The Scottish Government must implement a “real ban” on shock dog collars, a cross-party group of MSPs has said.
A letter, sent by Tory MSP Maurice Golden and signed by members of every party in Holyrood, warned rural affairs minister Mairi Gougeon that the current guidance is ineffective.
The Scottish Government has said the use of the controversial devices in Scotland is “effectively” banned.
But critics said because the ban is in the form of guidance the practice continues to this day.
“Shock collars are brutal and cruel and there is no need for them.”Maurice Golden, Scottish Conservatives
Now MSPs from across the SNP, Tories, Labour, Greens and Liberal Democrats have called for the practice to be prohibited through regulations.
They say this would allow those using shock collars to be prosecuted.
The letter reads: “Electric shock collars continue to be used as even though a ban was referred to, there were no supporting regulations, only guidance and as a result, even though the Scottish SPCA received 47 reports to its animal helpline regarding electric shock collars being used on dogs from 2019 to 2021, there was nothing that could be done to bring forward a prosecution.”
The letter called for immediate action to tackle the issue.
It said: “We now believe the time is right for the Government to commit to its animal welfare commitment to ban electric shock dog collars by way of Regulations, rather than ineffective guidance.”
Scottish Greens MSP Gillian Mackay, Labour MSP Jackie Baillie, Scottish Liberal Democrat MSP Beatrice Wishart, Tory MSP Jackson Carlaw and SNP MSP Jenni Minto are among the politicians to have singed the letter.
Golden, who is leading the calls, said the Scottish Government must act on the issue “as a matter of urgency”.
He said: “Electric dog collars have been found to be cruel and cause significant pain and harm to dogs.
“What’s more, they are often ineffective and prevent the developing of far better and kinder training methods.
“It’s rare for MSPs from all parties to be united on something, so that shows just how important this is.
“It shouldn’t be too difficult for the Scottish Government to change this guidance into regulation, and that would at least mean a real ban on these collars.”
“Shock collars are brutal and cruel and there is no need for them. Nobody should be inflicting unnecessary fear or pain on their dogs.
Scottish Greens MSP Maggie Chapman, who signed the letter, said: “As long as these devices are available there will be people who will buy them.
“That is why guidance alone is not good enough. We have to get them off the shelves.
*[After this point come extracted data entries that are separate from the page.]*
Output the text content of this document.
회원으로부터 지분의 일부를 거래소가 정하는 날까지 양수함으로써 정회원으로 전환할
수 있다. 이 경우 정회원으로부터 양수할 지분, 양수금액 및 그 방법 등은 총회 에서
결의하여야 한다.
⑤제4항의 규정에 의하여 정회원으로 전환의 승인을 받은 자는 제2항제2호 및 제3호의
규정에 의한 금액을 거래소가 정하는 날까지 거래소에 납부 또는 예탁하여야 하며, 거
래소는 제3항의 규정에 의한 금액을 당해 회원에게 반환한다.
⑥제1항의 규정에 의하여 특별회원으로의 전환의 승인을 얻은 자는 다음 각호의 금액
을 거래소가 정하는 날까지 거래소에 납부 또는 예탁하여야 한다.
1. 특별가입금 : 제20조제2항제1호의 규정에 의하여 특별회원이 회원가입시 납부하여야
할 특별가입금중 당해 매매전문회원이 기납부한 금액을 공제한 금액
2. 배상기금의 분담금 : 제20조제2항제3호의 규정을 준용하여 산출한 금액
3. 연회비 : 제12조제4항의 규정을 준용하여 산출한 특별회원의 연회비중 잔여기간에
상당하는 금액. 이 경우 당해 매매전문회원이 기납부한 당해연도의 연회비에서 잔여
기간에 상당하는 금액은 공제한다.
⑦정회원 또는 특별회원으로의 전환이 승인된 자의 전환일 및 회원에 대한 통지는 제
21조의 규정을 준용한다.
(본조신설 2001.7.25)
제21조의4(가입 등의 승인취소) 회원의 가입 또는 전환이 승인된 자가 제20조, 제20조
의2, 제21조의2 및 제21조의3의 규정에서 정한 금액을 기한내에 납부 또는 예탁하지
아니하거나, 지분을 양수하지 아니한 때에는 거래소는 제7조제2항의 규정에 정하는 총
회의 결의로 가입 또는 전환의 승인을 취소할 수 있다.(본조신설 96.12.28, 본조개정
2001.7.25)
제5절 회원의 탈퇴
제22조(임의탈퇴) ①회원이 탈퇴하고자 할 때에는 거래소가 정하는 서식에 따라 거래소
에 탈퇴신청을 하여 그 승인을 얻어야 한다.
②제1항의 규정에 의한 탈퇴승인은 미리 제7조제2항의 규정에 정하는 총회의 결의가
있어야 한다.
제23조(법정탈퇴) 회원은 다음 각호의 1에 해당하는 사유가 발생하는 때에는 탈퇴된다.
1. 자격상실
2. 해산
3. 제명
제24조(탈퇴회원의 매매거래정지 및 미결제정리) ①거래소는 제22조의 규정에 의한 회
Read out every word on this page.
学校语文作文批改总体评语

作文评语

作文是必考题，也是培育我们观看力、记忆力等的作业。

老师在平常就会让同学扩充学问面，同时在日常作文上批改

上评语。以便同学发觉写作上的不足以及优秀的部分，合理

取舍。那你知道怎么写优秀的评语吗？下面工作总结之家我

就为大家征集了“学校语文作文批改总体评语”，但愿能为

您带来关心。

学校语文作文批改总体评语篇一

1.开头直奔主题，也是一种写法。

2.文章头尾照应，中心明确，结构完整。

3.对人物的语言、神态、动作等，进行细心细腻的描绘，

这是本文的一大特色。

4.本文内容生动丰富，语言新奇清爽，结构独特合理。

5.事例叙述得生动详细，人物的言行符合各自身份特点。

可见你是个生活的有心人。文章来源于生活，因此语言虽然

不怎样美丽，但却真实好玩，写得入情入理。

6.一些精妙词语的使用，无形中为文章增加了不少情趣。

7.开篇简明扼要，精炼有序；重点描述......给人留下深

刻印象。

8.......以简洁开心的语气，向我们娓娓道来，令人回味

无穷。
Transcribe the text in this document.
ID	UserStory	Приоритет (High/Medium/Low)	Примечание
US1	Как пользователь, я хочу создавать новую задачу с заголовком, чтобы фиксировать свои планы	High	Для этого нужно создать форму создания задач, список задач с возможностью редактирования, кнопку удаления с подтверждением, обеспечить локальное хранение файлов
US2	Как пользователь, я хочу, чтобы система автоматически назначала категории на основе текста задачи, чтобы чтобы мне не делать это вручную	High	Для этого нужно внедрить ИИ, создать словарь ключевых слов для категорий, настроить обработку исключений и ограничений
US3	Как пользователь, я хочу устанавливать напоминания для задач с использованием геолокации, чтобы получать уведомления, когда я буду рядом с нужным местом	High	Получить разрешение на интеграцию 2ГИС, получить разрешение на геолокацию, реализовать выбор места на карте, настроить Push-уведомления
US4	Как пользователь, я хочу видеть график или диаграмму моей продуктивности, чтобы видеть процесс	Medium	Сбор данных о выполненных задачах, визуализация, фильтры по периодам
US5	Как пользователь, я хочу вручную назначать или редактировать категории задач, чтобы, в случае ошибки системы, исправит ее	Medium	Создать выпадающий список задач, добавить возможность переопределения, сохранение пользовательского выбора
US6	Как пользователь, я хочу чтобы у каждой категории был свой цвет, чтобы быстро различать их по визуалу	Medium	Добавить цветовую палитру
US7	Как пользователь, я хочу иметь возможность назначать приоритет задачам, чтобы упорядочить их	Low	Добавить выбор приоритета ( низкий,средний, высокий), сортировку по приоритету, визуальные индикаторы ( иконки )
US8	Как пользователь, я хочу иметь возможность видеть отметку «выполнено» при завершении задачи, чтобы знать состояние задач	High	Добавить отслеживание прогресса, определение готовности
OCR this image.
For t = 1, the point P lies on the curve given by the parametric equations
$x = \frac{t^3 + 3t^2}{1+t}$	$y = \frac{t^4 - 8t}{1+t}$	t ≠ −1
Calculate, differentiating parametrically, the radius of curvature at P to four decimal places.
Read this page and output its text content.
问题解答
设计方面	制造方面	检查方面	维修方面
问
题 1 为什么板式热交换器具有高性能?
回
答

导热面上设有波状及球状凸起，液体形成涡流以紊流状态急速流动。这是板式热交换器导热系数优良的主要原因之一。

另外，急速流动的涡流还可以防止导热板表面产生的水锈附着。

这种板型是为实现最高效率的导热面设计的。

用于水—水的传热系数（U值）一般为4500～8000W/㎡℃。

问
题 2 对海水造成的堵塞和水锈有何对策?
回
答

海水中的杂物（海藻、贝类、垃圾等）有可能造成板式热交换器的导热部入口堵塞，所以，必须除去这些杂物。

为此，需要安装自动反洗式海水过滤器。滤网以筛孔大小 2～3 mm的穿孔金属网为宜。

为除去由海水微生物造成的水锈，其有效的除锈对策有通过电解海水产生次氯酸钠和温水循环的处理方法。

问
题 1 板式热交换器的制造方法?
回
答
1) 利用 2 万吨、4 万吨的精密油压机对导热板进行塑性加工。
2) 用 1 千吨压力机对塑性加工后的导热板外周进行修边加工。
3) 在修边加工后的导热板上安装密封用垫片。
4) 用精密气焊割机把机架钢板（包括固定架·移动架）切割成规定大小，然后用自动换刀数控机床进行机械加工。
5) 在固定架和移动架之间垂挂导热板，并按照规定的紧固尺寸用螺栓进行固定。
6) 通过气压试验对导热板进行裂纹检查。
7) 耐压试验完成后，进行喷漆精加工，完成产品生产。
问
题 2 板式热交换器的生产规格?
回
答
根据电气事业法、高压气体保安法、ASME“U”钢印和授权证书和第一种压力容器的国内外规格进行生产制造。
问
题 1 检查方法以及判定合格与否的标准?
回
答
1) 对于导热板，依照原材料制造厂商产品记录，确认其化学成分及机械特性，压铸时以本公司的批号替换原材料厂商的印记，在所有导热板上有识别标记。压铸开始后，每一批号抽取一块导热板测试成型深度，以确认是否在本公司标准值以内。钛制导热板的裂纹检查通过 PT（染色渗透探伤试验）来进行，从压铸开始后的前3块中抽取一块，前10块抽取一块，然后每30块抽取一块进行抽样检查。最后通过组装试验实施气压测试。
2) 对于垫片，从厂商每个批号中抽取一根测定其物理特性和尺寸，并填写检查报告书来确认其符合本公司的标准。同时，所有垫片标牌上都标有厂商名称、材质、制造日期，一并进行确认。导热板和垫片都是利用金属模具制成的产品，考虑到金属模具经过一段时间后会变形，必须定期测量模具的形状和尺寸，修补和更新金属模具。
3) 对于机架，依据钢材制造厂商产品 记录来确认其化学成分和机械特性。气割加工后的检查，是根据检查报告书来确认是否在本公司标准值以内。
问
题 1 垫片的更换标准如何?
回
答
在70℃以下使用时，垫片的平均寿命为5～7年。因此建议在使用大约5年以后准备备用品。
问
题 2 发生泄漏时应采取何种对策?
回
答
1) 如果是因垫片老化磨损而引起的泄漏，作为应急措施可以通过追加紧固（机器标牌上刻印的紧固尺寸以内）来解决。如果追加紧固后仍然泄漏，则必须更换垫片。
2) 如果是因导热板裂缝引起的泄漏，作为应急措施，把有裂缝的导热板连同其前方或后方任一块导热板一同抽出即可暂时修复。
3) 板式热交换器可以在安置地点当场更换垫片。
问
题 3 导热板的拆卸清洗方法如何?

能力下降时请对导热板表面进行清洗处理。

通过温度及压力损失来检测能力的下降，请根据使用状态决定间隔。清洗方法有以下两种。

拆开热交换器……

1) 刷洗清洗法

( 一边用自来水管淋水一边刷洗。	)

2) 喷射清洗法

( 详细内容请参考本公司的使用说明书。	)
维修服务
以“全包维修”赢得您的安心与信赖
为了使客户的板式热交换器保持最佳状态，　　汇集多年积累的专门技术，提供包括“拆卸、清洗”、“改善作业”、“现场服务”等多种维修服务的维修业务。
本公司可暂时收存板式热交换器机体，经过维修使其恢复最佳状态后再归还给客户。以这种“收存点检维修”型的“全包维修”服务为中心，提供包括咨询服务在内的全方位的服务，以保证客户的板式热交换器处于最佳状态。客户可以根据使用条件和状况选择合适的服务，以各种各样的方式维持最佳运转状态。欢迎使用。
“The Welsh government has righty taken steps to ban their use, and I hope that Scotland will do the same.”
Labour MSP and signatory Carol Mochan added: “Shock collars are barbaric and there is very little research to even suggest they are effective.
“I fully support any efforts to ban them and would encourage the public to avoid using these devices altogether.”
Scottish SPCA head of innovation and strategic relations, Gilly Mendes Ferreira backed the calls.
She said: “Electric shock collars can have negative welfare implications, causing physical pain and long-term fear. We have been rehabilitating dogs for decades without using methods that cause distress or discomfort.
“We hope that the Scottish Government will consider banning these collars as they have no place in modern society.”
Mark Beazley, chief executive at The Kennel Club, added: “The Scottish Government claimed to ‘effectively’ ban shock collars five years ago by condemning the use of them in updated guidance.
“However, as no regulations were brought forward, they are continuing to be used without prosecution, so these need to be introduced urgently in order to support the guidance and show that training dogs through pain and fear will not be tolerated in Scotland.”
A Scottish Government spokesperson said: “Scotland is a nation of pet lovers and it is vital that those who have pets practice responsible ownership to ensure the highest standards of welfare.
“Dog training that includes unpleasant stimuli or physical punishment may cause unacceptable pain, suffering and distress. Causing unnecessary suffering to a protected animal is a criminal offence.
“The use of electronic dog training collars is currently being investigated by the Scottish Animal Welfare Commission [SAWC].
“We expect the results of this investigation to be published later this year and will consider any recommendation put forward by the SAWC.”